Tout avion est testé en vol à sa sortie de la chaîne d'assemblage avant d'être livré au client. C'est lors de l'un de ses vols qu'un A400M, qui devait être livré à la Turquie en juillet, s'est écrasé samedi dans un champ au nord de l'aéroport de Séville. Il a heurté une ligne à haute tension en tentant un atterrissage de fortune.

Trois civils ont aidé deux survivants à sortir de la carcasse avant que le feu ne la consume. Le mécanicien et un ingénieur ont été hospitalisés dans un état grave. Mais deux pilotes et deux ingénieurs sont morts dans l'accident, encore inexpliqué.

- défaillance de moteurs ? -

Selon le site internet de l'hebdomadaire allemand Spiegel, l'accident pourrait être dû à une panne de moteurs.

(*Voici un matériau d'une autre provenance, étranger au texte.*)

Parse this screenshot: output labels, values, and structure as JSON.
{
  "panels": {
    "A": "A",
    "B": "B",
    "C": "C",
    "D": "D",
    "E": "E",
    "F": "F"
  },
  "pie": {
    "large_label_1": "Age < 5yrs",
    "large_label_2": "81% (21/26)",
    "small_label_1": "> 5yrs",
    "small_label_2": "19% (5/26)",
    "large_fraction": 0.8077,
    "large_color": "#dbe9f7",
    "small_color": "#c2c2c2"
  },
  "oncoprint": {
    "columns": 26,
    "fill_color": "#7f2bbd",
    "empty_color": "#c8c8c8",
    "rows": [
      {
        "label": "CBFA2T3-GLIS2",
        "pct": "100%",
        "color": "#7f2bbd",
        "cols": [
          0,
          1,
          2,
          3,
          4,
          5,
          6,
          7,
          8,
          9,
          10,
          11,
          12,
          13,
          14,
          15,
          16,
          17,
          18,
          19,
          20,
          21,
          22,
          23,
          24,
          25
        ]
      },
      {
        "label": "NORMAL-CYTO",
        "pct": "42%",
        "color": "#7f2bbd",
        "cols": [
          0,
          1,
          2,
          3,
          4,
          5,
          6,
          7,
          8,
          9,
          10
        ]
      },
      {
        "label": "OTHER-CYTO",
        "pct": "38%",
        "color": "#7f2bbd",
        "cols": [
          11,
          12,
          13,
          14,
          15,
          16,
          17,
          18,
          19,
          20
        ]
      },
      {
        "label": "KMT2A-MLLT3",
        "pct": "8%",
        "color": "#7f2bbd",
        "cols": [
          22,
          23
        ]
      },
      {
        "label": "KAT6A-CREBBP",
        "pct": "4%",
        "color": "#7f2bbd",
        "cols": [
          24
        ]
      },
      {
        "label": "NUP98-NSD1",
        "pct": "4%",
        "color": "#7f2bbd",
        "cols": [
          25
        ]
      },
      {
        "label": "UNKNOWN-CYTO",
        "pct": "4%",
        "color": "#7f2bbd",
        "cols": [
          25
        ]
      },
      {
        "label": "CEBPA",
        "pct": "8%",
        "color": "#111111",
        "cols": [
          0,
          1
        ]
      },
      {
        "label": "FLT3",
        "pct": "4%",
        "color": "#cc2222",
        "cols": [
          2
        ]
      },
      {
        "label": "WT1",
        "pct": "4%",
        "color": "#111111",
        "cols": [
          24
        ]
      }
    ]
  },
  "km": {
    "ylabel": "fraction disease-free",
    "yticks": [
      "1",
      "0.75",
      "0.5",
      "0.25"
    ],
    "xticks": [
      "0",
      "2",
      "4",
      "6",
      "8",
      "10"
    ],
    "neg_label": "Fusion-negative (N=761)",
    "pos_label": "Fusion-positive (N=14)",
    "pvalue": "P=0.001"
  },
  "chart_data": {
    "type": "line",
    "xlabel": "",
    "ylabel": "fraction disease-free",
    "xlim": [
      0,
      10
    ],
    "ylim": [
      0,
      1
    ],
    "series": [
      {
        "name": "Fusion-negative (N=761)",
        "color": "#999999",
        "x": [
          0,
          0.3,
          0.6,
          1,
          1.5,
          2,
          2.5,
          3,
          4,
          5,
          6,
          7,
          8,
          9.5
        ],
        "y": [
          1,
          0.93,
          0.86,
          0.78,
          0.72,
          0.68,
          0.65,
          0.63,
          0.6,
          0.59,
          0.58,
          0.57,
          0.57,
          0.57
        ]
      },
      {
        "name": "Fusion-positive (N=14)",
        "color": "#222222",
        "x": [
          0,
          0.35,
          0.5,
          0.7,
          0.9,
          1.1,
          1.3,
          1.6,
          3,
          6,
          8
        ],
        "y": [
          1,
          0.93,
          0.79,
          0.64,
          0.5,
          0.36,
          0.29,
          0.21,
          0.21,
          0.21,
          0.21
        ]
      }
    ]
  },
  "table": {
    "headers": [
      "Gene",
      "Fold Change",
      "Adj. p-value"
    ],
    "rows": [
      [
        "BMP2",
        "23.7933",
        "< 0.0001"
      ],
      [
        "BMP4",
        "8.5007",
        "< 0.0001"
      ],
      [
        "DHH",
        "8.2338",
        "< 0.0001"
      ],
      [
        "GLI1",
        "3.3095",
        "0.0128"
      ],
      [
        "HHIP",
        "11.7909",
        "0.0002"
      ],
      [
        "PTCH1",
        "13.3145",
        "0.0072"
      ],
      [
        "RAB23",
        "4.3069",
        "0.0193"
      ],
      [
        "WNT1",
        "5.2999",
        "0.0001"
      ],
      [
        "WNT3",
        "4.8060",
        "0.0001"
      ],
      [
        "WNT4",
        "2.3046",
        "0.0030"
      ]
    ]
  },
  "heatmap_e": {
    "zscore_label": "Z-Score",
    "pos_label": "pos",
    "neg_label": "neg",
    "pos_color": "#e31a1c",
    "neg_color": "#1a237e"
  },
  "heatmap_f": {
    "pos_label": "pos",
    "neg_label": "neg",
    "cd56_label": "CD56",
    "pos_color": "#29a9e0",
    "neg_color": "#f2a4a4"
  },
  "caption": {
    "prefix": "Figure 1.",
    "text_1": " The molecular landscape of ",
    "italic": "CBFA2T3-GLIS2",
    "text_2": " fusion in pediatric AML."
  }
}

«Manifestement juste après le décollage plusieurs propulseurs de l'avion ont eu des problèmes», écrit le magazine en rapportant le témoignage d'un survivant, dont il a eu connaissance après une rencontre de ministres européens de la Défense. Ce blessé grave «n'a pour le moment pu être interrogé que très brièvement», précise le Spiegel.

La difficile mise au point de ces turbopropulseurs géants --les hélices dépassent les cinq mètres de diamètre-- a été l'une des causes des retards de quatre ans accumulés par l'A400M depuis le lancement du programme en 2003.

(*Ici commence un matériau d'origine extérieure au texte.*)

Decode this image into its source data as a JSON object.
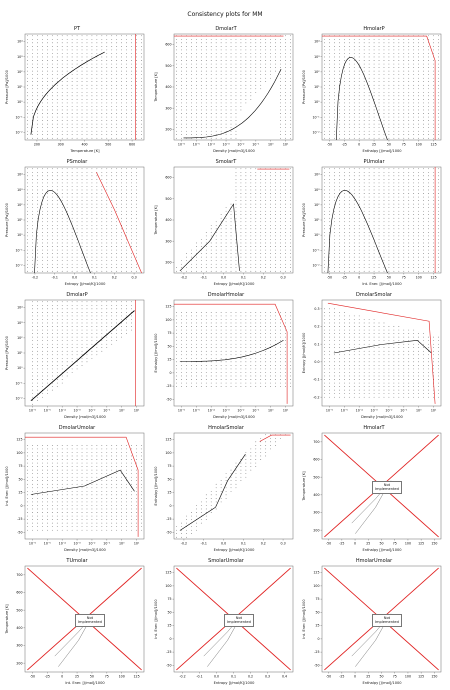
{
  "page": {
    "title": "Consistency plots for MM"
  },
  "colors": {
    "boundary": "#e02020",
    "dots": "#000000",
    "frame": "#6b6b6b"
  },
  "chart_data": [
    {
      "id": "PT",
      "title": "PT",
      "type": "scatter",
      "xlabel": "Temperature [K]",
      "ylabel": "Pressure [Pa]/1000",
      "xticks": [
        "200",
        "300",
        "400",
        "500",
        "600"
      ],
      "xlim": [
        180,
        700
      ],
      "yticks": [
        "10⁻²",
        "10⁻¹",
        "10⁰",
        "10¹",
        "10²",
        "10³",
        "10⁴"
      ],
      "yscale": "log",
      "curve_note": "saturation curve"
    },
    {
      "id": "DmolarT",
      "title": "DmolarT",
      "type": "scatter",
      "xlabel": "Density [mol/m3]/1000",
      "ylabel": "Temperature [K]",
      "xticks": [
        "10⁻⁶",
        "10⁻⁵",
        "10⁻⁴",
        "10⁻³",
        "10⁻²",
        "10⁻¹",
        "10⁰",
        "10¹"
      ],
      "xscale": "log",
      "yticks": [
        "200",
        "300",
        "400",
        "500",
        "600"
      ],
      "ylim": [
        190,
        690
      ]
    },
    {
      "id": "HmolarP",
      "title": "HmolarP",
      "type": "scatter",
      "xlabel": "Enthalpy [J/mol]/1000",
      "ylabel": "Pressure [Pa]/1000",
      "xticks": [
        "-50",
        "-25",
        "0",
        "25",
        "50",
        "75",
        "100",
        "125"
      ],
      "xlim": [
        -60,
        135
      ],
      "yticks": [
        "10⁻²",
        "10⁻¹",
        "10⁰",
        "10¹",
        "10²",
        "10³",
        "10⁴"
      ],
      "yscale": "log"
    },
    {
      "id": "PSmolar",
      "title": "PSmolar",
      "type": "scatter",
      "xlabel": "Entropy [J/mol/K]/1000",
      "ylabel": "Pressure [Pa]/1000",
      "xticks": [
        "-0.2",
        "-0.1",
        "0.0",
        "0.1",
        "0.2",
        "0.3"
      ],
      "xlim": [
        -0.22,
        0.37
      ],
      "yticks": [
        "10⁻²",
        "10⁻¹",
        "10⁰",
        "10¹",
        "10²",
        "10³",
        "10⁴"
      ],
      "yscale": "log"
    },
    {
      "id": "SmolarT",
      "title": "SmolarT",
      "type": "scatter",
      "xlabel": "Entropy [J/mol/K]/1000",
      "ylabel": "Temperature [K]",
      "xticks": [
        "-0.2",
        "-0.1",
        "0.0",
        "0.1",
        "0.2",
        "0.3"
      ],
      "xlim": [
        -0.22,
        0.37
      ],
      "yticks": [
        "200",
        "300",
        "400",
        "500",
        "600"
      ],
      "ylim": [
        190,
        690
      ]
    },
    {
      "id": "PUmolar",
      "title": "PUmolar",
      "type": "scatter",
      "xlabel": "Int. Ener. [J/mol]/1000",
      "ylabel": "Pressure [Pa]/1000",
      "xticks": [
        "-50",
        "-25",
        "0",
        "25",
        "50",
        "75",
        "100",
        "125"
      ],
      "xlim": [
        -60,
        135
      ],
      "yticks": [
        "10⁻²",
        "10⁻¹",
        "10⁰",
        "10¹",
        "10²",
        "10³",
        "10⁴"
      ],
      "yscale": "log"
    },
    {
      "id": "DmolarP",
      "title": "DmolarP",
      "type": "scatter",
      "xlabel": "Density [mol/m3]/1000",
      "ylabel": "Pressure [Pa]/1000",
      "xticks": [
        "10⁻⁶",
        "10⁻⁵",
        "10⁻⁴",
        "10⁻³",
        "10⁻²",
        "10⁻¹",
        "10⁰",
        "10¹"
      ],
      "xscale": "log",
      "yticks": [
        "10⁻²",
        "10⁻¹",
        "10⁰",
        "10¹",
        "10²",
        "10³",
        "10⁴"
      ],
      "yscale": "log"
    },
    {
      "id": "DmolarHmolar",
      "title": "DmolarHmolar",
      "type": "scatter",
      "xlabel": "Density [mol/m3]/1000",
      "ylabel": "Enthalpy [J/mol]/1000",
      "xticks": [
        "10⁻⁶",
        "10⁻⁵",
        "10⁻⁴",
        "10⁻³",
        "10⁻²",
        "10⁻¹",
        "10⁰",
        "10¹"
      ],
      "xscale": "log",
      "yticks": [
        "-50",
        "-25",
        "0",
        "25",
        "50",
        "75",
        "100",
        "125"
      ],
      "ylim": [
        -60,
        130
      ]
    },
    {
      "id": "DmolarSmolar",
      "title": "DmolarSmolar",
      "type": "scatter",
      "xlabel": "Density [mol/m3]/1000",
      "ylabel": "Entropy [J/mol/K]/1000",
      "xticks": [
        "10⁻⁶",
        "10⁻⁵",
        "10⁻⁴",
        "10⁻³",
        "10⁻²",
        "10⁻¹",
        "10⁰",
        "10¹"
      ],
      "xscale": "log",
      "yticks": [
        "-0.2",
        "-0.1",
        "0.0",
        "0.1",
        "0.2",
        "0.3"
      ],
      "ylim": [
        -0.21,
        0.37
      ]
    },
    {
      "id": "DmolarUmolar",
      "title": "DmolarUmolar",
      "type": "scatter",
      "xlabel": "Density [mol/m3]/1000",
      "ylabel": "Int. Ener. [J/mol]/1000",
      "xticks": [
        "10⁻⁶",
        "10⁻⁵",
        "10⁻⁴",
        "10⁻³",
        "10⁻²",
        "10⁻¹",
        "10⁰",
        "10¹"
      ],
      "xscale": "log",
      "yticks": [
        "-50",
        "-25",
        "0",
        "25",
        "50",
        "75",
        "100",
        "125"
      ],
      "ylim": [
        -60,
        130
      ]
    },
    {
      "id": "HmolarSmolar",
      "title": "HmolarSmolar",
      "type": "scatter",
      "xlabel": "Entropy [J/mol/K]/1000",
      "ylabel": "Enthalpy [J/mol]/1000",
      "xticks": [
        "-0.2",
        "-0.1",
        "0.0",
        "0.1",
        "0.2",
        "0.3"
      ],
      "xlim": [
        -0.22,
        0.37
      ],
      "yticks": [
        "-50",
        "-25",
        "0",
        "25",
        "50",
        "75",
        "100",
        "125"
      ],
      "ylim": [
        -60,
        130
      ]
    },
    {
      "id": "HmolarT",
      "title": "HmolarT",
      "type": "scatter",
      "xlabel": "Enthalpy [J/mol]/1000",
      "ylabel": "Temperature [K]",
      "xticks": [
        "-50",
        "-25",
        "0",
        "25",
        "50",
        "75",
        "100",
        "125",
        "150"
      ],
      "xlim": [
        -60,
        152
      ],
      "yticks": [
        "200",
        "300",
        "400",
        "500",
        "600",
        "700"
      ],
      "ylim": [
        180,
        710
      ],
      "note": "Not\nImplemented"
    },
    {
      "id": "TUmolar",
      "title": "TUmolar",
      "type": "scatter",
      "xlabel": "Int. Ener. [J/mol]/1000",
      "ylabel": "Temperature [K]",
      "xticks": [
        "-50",
        "-25",
        "0",
        "25",
        "50",
        "75",
        "100",
        "125"
      ],
      "xlim": [
        -60,
        135
      ],
      "yticks": [
        "200",
        "300",
        "400",
        "500",
        "600",
        "700"
      ],
      "ylim": [
        180,
        710
      ],
      "note": "Not\nImplemented"
    },
    {
      "id": "SmolarUmolar",
      "title": "SmolarUmolar",
      "type": "scatter",
      "xlabel": "Entropy [J/mol/K]/1000",
      "ylabel": "Int. Ener. [J/mol]/1000",
      "xticks": [
        "-0.2",
        "-0.1",
        "0.0",
        "0.1",
        "0.2",
        "0.3",
        "0.4"
      ],
      "xlim": [
        -0.22,
        0.42
      ],
      "yticks": [
        "-50",
        "-25",
        "0",
        "25",
        "50",
        "75",
        "100",
        "125"
      ],
      "ylim": [
        -60,
        130
      ],
      "note": "Not\nImplemented"
    },
    {
      "id": "HmolarUmolar",
      "title": "HmolarUmolar",
      "type": "scatter",
      "xlabel": "Enthalpy [J/mol]/1000",
      "ylabel": "Int. Ener. [J/mol]/1000",
      "xticks": [
        "-50",
        "-25",
        "0",
        "25",
        "50",
        "75",
        "100",
        "125",
        "150"
      ],
      "xlim": [
        -60,
        152
      ],
      "yticks": [
        "-50",
        "-25",
        "0",
        "25",
        "50",
        "75",
        "100",
        "125"
      ],
      "ylim": [
        -60,
        130
      ],
      "note": "Not\nImplemented"
    }
  ]
}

En attendant l'examen des boîtes noires retrouvées dimanche, la Malaisie est devenue lundi le quatrième pays à suspendre par précaution les vols du nouvel appareil, après l'Allemagne, la Grande-Bretagne et la Turquie.

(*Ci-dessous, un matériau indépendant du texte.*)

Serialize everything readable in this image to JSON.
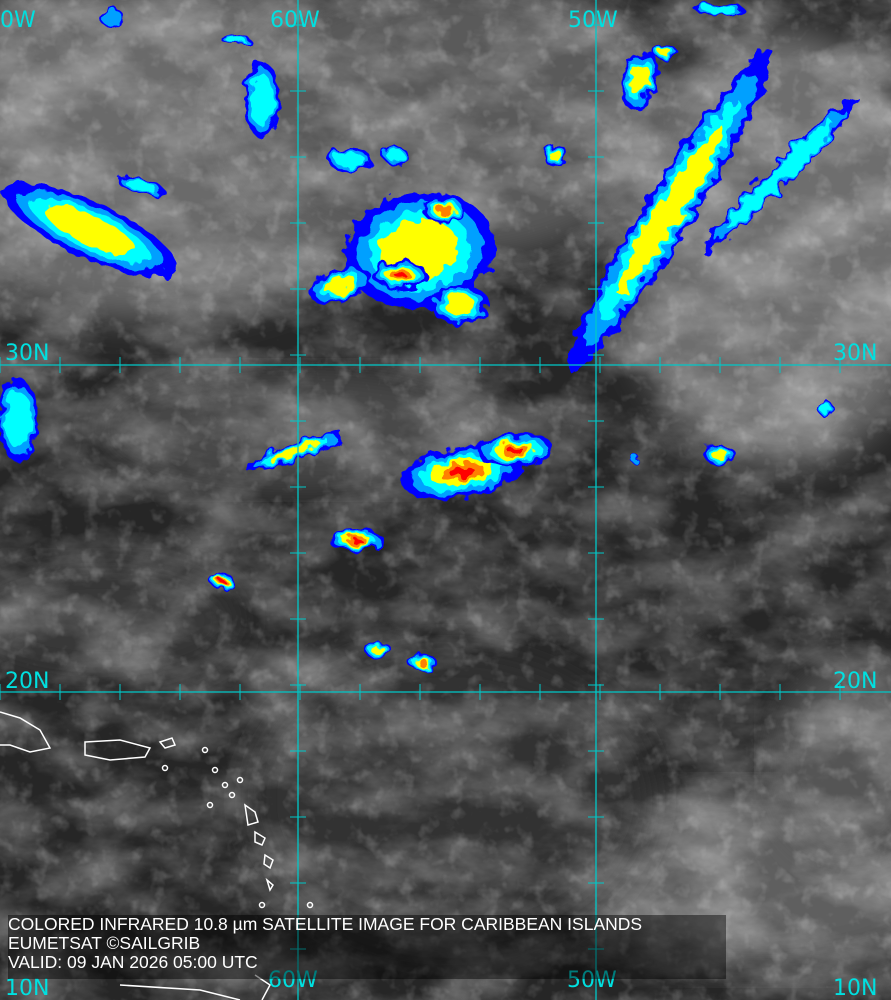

La France, qui en possède déjà six, a renoncé à certains vols mais maintenu ceux qui sont «prioritaires en opérations».

Un porte-parole des forces armées allemandes a cependant précisé que l'A400M reçu en décembre avait «déjà effectué 57 heures de vol. Il est notamment allé au Sénégal». Il a ajouté que la Bundeswehr n'avait constaté jusqu'ici «aucun manquement de sécurité significatif qui aurait conduit à le laisser au sol».

Dans les huit usines espagnoles d'Airbus, les employés ont observé cinq minutes de silence en mémoire de leurs collègues morts dans l'accident, a indiqué le secrétaire général du syndicat Commissions Ouvrières pour le groupe Airbus, Antonio Martin. Dans les autres usines du groupe européen, qui emploie plus de 144.000 personnes dans le monde, l'hommage a duré une minute.

M. Martin s'est refusé à spéculer sur les causes ou les conséquences de l'accident sur le programme A400M. «La priorité est au deuil et à l'attention à porter aux familles des victimes», a-t-il déclaré.

- Pas de conclusions hâtives -

Le ministre espagnol de la Défense, Pedro Morenes, a estimé dimanche «extrêmement important de ne pas tirer de conclusions hâtives» sur cet accident.

Airbus «représente l'industrie militaire européenne, il est donc essentiel que nous montrions notre soutien et notre appui aux efforts qu'elle mène pour tirer cet incident au clair», a-t-il déclaré à l'issue d'une rencontre en Bretagne avec ses homologues allemand, français et polonais.

Le projet A400M «est d'une importance capitale pour nous (car les Transall) doivent être remplacés», a souligné de son côté le porte-parole de la Bundeswehr. Les C-160 Transall franco-allemands datent des années 60.

Le titre souffrait lundi en bourse et a terminé à Paris en recul de 2,07% à 62,09 euros après avoir chuté de plus de 4%.

Airbus maintient son objectif de livrer 14 A400M cette année, a indiqué un porte-parole. Vingt appareils sont en chaîne d'assemblage final.

Au total, 174 A400M ont été commandés par huit pays: Allemagne, France, Espagne, Royaume-Uni, Belgique, Luxembourg, Turquie et Malaisie. Airbus espérait trouver un nouveau client cette année mais l'accident pourrait ne pas lui faciliter la tâche.